Mohon tunggu...
sofwan ardyanto
sofwan ardyanto Mohon Tunggu...

Blog ini hanyalah sebuah kumpulan tulisan dan catatan dari seorang jurnalis amatiran bernama SOFWAN ARDYANTO yang sesekali menjadi copy writer, ghost writer, dan jurnalis freelance. Sedangkan kata KALIPAKSI merupakan nickname yang terlalu panjang untuk diceritakan di sini (baca: tentang KALIPAKSI di www.kalipaksi.wordpress.com).

Selanjutnya

Tutup

Sosbud

Caleg “N-Sebelas” Gagal Melenggang ke Senayan

13 April 2009   07:00 Diperbarui: 26 Juni 2015   20:13 241
+
Laporkan Konten
Laporkan Akun
Kompasiana adalah platform blog. Konten ini menjadi tanggung jawab bloger dan tidak mewakili pandangan redaksi Kompas.
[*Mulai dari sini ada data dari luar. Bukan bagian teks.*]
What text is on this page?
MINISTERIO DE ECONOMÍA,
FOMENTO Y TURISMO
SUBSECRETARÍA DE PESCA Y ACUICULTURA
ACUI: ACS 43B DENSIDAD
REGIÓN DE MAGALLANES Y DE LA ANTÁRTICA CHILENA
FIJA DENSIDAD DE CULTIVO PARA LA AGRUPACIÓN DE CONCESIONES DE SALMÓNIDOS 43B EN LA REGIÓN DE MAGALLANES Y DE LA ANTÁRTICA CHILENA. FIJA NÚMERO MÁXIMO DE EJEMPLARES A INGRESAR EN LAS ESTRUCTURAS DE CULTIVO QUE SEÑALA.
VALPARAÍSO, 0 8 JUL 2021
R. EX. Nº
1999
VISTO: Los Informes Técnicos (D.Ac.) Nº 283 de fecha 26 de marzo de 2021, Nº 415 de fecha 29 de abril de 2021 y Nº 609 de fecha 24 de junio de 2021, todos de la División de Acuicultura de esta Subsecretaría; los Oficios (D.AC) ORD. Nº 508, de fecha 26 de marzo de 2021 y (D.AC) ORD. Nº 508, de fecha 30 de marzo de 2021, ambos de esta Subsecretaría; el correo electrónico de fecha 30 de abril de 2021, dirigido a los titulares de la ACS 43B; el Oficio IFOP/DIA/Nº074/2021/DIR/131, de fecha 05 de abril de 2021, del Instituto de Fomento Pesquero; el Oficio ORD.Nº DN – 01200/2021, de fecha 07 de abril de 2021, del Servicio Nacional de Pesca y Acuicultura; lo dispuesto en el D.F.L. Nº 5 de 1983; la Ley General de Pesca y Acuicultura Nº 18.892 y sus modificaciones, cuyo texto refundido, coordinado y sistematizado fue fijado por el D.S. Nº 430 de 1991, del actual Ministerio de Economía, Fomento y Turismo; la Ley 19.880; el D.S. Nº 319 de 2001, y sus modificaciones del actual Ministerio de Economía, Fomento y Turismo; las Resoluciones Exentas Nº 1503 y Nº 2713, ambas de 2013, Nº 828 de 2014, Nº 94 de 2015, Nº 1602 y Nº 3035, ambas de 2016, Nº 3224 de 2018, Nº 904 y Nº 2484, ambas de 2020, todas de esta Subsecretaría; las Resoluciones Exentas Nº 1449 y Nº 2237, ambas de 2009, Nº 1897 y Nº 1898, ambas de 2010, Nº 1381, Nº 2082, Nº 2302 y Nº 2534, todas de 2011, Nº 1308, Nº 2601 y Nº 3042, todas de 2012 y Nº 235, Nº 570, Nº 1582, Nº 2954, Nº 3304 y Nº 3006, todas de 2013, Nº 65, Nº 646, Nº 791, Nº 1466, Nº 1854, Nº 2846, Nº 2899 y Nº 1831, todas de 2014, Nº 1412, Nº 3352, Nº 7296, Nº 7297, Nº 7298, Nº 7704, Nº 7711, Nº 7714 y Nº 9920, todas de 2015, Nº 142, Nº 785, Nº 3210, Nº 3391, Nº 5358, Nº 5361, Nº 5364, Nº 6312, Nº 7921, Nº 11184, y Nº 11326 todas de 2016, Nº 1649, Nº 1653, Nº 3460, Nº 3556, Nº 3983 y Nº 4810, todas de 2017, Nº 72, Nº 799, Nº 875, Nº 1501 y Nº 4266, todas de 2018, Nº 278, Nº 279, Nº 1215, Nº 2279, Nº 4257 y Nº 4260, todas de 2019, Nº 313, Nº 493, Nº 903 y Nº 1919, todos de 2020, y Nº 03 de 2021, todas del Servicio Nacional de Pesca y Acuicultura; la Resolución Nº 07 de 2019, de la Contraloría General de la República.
Kemarin pagi, saya mendapat informasi bahwa pada Sabtu, 11 April 2009, akhirnya Syaykh Al-Zaytun, YAB. Abdus Salam Rasyidi (Panji Gumilang) mengumpulkan para ‘pejabat’ NII (Negara Islam Indonesia) level wilayah (Gubernuran) bawahannya di Ma’had Al-Zaytun (MAZ) Indramayu. Mereka dikumpulkan setelah Partai RepublikaN dipastikan tidak mampu menembus batas ambang electoral threshold sebesar 2,5%. Itu artinya, kelima caleg dari NII (faksi Al-Zaytun) otomatis gagal menembus Senayan—berapapun jumlah suara yang mereka peroleh.  Sang Imam mencoba membesarkan hati para pejabat bawahannya itu,  yang saya peroleh dari seorang insider, intinya begini:

“Tidak perlu berkecil hati. Setidaknya, masyarakat telah mulai menerima kehadiran kita di kancah politik nasional.”

Kenyataan ini, jelas mengecewakan para jamaah NII faksi Al-Zaytun.  Padahal, seluruh jamaah yang masih aktif sudah dikerahkan untuk ‘memilih’ di berbagai TPS di lima Dapil tempat kelima caleg itu dicalonkan.  Bahkan, dengan persiapan hampir 7 bulan. Memang, berbagai komentar di facebook Imam Prawoto, salah satu caleg dari MAZ tersebut, para konstituen mencoba menghibur diri.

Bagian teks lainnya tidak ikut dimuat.